Jesus: a leveza insustentável do Ser
“O povo que habitava em trevas viu uma grande luz, e aos que viviam na região da sombra da morte resplandeceu-lhes a luz”(Mt 4.16).
Os seus pés empoeirados, ao invés de a cavalo, fustiga a alma de quem aguarda dele o pão mágico. Mas Ele
trouxe a luz. Estavam famintos dela, mas só sentiam o estômago vazio. E como é triste tal confusão- confundir vazio
da alma com a falta do pão.
A Galiléia era assim: o estômago não doía mais do que a alma- mas era o que parecia. É aqui que Jesus inicia
o seu ministério, distante do centro religioso de Jerusalém. Era assim que Isaías 9 falou Dele. Na Galiléia tinha-se
fome de tudo, mas, assim como o é a todos os homens, todos cegos para a realidade que os faz todos iguais.
Deve ser por isso que Mateus infere que é a Luz que invadiu as trevas, como a Graça que precede a resposta
humana. Pressupõe-se que já não se trata, pois, de pouca instrução, a douta ignorância, aquilo que cega a alma dos
homens. De certo modo, Galiléia é o lugar onde doutores, escravos, pobres e ricos, assentados, estendem as mãos
pedindo pão, quando a alma grita de fome.
Jesus brota nas regiões mais inóspitas da vida humana. Os homens, conforme Mateus, estavam assentados
na escuridão não por circunstâncias financeiras, mas porque a alma pede esperança. E tal esperança só se alimenta
de luz(a Verdade). Mas querem uma esperança proveniente do pão. Jesus faz o seu caminho passar por aqueles que
jazem nas trevas da esperança (v16). Ele vê esperança onde a vida parece ter encolhido.
Como que este homem que pode, até mesmo, ser visto como igual àqueles que estão assentados à beira do
caminho, pode nos achatar com tamanha leveza de Seu Ser? Ele não pisa a alma, mas a deixa suspensa (IS 42.3; cf:
Jo 10. 24). Tal peso da existência encontra Nele a leveza redentora. Ninguém ali saiu da dura realidade da falta do
pão, mas agora vê onde estão assentados: a luz clareia o interior faminto da alma. E o que pode ser mais urgente?

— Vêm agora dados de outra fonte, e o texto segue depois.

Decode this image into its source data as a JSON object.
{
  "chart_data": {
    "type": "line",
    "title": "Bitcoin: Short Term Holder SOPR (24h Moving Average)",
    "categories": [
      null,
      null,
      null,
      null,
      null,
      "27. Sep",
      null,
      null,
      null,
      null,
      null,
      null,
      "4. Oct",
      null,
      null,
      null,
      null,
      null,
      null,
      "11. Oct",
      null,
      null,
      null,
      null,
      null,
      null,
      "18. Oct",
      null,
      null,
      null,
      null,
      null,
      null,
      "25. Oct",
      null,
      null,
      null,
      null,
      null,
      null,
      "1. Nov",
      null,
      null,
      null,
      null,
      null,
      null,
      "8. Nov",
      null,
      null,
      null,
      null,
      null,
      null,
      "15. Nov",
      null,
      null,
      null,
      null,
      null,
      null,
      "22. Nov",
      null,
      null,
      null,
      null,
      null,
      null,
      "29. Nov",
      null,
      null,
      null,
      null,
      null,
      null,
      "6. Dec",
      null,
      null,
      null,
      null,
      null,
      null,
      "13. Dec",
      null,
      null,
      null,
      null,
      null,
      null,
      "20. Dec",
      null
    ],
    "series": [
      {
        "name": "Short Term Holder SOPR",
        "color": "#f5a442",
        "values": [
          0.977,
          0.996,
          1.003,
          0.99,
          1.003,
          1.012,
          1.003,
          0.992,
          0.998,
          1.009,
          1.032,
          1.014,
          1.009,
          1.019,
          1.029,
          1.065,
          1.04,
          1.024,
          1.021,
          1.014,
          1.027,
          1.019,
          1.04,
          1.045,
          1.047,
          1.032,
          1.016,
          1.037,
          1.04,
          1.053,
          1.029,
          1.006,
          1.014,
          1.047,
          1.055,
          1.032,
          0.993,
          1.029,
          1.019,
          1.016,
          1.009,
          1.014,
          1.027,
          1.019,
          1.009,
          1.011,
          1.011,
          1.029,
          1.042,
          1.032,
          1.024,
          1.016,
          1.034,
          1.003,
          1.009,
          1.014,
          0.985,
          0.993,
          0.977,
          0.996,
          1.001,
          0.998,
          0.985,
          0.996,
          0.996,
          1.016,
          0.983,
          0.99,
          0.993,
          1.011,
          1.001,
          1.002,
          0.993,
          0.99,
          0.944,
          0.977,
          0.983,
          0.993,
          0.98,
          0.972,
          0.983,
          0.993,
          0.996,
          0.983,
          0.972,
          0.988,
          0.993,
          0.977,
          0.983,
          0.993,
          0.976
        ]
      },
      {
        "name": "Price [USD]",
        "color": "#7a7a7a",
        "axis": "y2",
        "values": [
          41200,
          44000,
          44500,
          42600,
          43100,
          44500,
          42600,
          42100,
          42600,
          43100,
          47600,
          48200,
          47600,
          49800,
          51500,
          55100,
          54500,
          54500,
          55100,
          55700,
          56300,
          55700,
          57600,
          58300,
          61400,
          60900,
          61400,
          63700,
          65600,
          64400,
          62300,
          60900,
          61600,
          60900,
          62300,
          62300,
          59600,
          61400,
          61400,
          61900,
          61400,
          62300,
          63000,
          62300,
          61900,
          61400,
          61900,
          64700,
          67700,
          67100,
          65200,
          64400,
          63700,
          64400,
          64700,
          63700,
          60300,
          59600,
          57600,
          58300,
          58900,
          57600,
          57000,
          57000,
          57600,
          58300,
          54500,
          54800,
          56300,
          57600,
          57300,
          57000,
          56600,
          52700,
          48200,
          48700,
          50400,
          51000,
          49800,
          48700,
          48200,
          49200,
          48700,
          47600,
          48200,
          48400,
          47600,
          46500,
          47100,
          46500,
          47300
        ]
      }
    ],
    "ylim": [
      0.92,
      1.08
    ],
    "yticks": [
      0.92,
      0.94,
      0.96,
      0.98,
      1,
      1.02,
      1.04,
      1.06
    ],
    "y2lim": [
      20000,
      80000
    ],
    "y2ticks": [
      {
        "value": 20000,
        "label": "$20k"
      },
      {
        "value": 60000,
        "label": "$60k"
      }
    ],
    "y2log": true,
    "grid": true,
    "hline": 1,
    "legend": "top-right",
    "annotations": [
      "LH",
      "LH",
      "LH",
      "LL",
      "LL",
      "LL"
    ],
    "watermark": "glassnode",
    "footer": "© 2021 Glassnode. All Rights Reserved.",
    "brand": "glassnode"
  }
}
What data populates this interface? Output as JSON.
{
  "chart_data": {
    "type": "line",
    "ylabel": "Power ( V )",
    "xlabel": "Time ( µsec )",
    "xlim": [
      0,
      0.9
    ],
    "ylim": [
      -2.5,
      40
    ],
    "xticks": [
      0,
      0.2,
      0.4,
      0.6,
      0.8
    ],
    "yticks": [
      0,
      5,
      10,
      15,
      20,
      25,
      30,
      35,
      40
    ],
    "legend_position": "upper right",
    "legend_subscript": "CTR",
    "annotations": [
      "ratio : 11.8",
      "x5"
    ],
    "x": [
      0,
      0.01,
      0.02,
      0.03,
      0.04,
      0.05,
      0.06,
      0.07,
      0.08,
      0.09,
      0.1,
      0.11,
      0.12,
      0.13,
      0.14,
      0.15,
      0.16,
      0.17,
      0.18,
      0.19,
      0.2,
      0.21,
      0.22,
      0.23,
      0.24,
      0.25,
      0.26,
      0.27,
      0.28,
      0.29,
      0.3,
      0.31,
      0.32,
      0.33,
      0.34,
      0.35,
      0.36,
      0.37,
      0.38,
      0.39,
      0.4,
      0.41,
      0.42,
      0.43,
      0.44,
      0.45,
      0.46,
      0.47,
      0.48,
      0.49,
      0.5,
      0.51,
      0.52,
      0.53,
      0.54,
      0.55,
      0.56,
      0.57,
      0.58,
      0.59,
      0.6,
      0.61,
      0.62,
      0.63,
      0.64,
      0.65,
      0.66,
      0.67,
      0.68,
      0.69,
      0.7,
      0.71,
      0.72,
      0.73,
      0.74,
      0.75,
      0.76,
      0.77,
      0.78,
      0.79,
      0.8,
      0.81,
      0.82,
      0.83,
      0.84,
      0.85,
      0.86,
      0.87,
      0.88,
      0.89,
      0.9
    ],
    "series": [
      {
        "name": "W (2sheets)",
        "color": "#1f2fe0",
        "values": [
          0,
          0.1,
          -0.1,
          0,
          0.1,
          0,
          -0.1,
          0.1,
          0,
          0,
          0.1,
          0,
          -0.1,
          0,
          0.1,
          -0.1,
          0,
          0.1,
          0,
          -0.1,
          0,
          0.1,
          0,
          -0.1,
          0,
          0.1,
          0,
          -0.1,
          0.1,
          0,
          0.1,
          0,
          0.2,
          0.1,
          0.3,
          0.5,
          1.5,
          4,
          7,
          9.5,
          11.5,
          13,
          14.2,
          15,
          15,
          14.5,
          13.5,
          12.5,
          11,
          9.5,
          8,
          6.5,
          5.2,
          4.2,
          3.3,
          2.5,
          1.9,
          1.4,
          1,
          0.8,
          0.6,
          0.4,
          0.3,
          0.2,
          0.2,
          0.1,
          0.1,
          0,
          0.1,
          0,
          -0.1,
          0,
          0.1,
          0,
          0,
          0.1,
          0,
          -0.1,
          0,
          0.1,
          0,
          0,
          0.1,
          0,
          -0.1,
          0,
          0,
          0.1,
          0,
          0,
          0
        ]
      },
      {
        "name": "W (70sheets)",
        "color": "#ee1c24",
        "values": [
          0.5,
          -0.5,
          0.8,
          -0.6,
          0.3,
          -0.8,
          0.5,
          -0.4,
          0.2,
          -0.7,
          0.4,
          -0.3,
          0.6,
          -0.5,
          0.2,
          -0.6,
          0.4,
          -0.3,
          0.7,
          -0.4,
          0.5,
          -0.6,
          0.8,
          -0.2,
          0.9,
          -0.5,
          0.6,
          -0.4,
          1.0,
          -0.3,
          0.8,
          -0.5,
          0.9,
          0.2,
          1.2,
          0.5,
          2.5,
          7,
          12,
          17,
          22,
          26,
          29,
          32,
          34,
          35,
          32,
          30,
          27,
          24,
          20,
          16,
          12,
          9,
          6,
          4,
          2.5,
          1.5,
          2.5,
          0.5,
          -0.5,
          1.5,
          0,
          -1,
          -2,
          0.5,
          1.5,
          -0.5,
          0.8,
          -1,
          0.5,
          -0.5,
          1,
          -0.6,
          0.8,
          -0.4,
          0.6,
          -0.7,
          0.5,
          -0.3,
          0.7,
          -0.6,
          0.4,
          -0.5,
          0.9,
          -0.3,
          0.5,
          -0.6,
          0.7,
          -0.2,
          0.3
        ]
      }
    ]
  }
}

Ora, não é à partir de então que o sentido da vida eclode? “Daí por diante, passou Jesus a pregar e a dizer:
Arrependei-vos, porque está próximo o reino dos céus” (17). Não gera Ele uma crise àqueles que estavam sob
sombras? A Luz vasculha cada pedra do caminho e, ao tocá-la, faz com que flores brotem das pedras.
Ele chama ‘pe(s)cadores’ (19)! Não se iluda, pois, se Jesus está na Galileia, e esta é uma região de sombra da
morte (16-18), os seus discípulos também ali se assentaram. São homens de vida difícil. Jesus lhes oferece propósito.
Atender ao Seu chamado é o ponto de ruptura com a velha ordem; é sair das trevas e romper a alienação do ser.
Ah! O Senhor acredita em valores atrofiados nas gentes sofridas pelas circunstâncias da vida (12-17). Nos
olhos de Jesus, cada coração ferido carrega ainda vestígios do Éden. E onde só vemos ruínas, Ele sussurra
possibilidades.” Em As Obras do Amor, Kierkegaard afirma: “Amar é acreditar que o outro pode ser mais do que é
agora.”
É no Deus-Homem, que surge caminhando na Galiléia, que o propósito da vida evade ao existencial. Até a
fome torna-se claro sinal de que o vazio maior está na alma, sem que se ignore o vazio menor, o do estômago. Jesus
traz à essa gente um propósito para viver (18-25).
Imagino ser horrível esperar da vida apenas o pão, da mesma forma, nem gosto de pensar em o que é a vida
sem o pão. Os homens pescadores, achados por Ele, imediatamente deixam as redes e O seguem (20)!
Será que a leveza deste Homem ofende o concreto duro da Galiléia? O que a Sua Voz faz à alma daqueles
que no mar encontram o pouco sentido para a dor que sofre?
Agora, o sentido é outro: as redes vazias ganham propósito. Duvido que redes estourando de peixes dão
mais sentidos à vida na Galileia do que a presença de Jesus!
Eliandro Cordeiro
Maringá, 03, jul. 2025
De um salto, me pus a segui-lo (Mc 10.50).
1 Sim! Milan Kundera.
2 A leitura poderá tornar-se mais interessante se você ler todo o capítulo 4 de Mateus e esquecer as divisões e títulos que existem nele. Leia-o fluidamente,como se Jesus passasse por cada ponto sem que se pudesse notar alguma divisão.
3 Kierkegaard, Soren, As obras do Amor, Petrópolis: Vozes, 2007, p.234.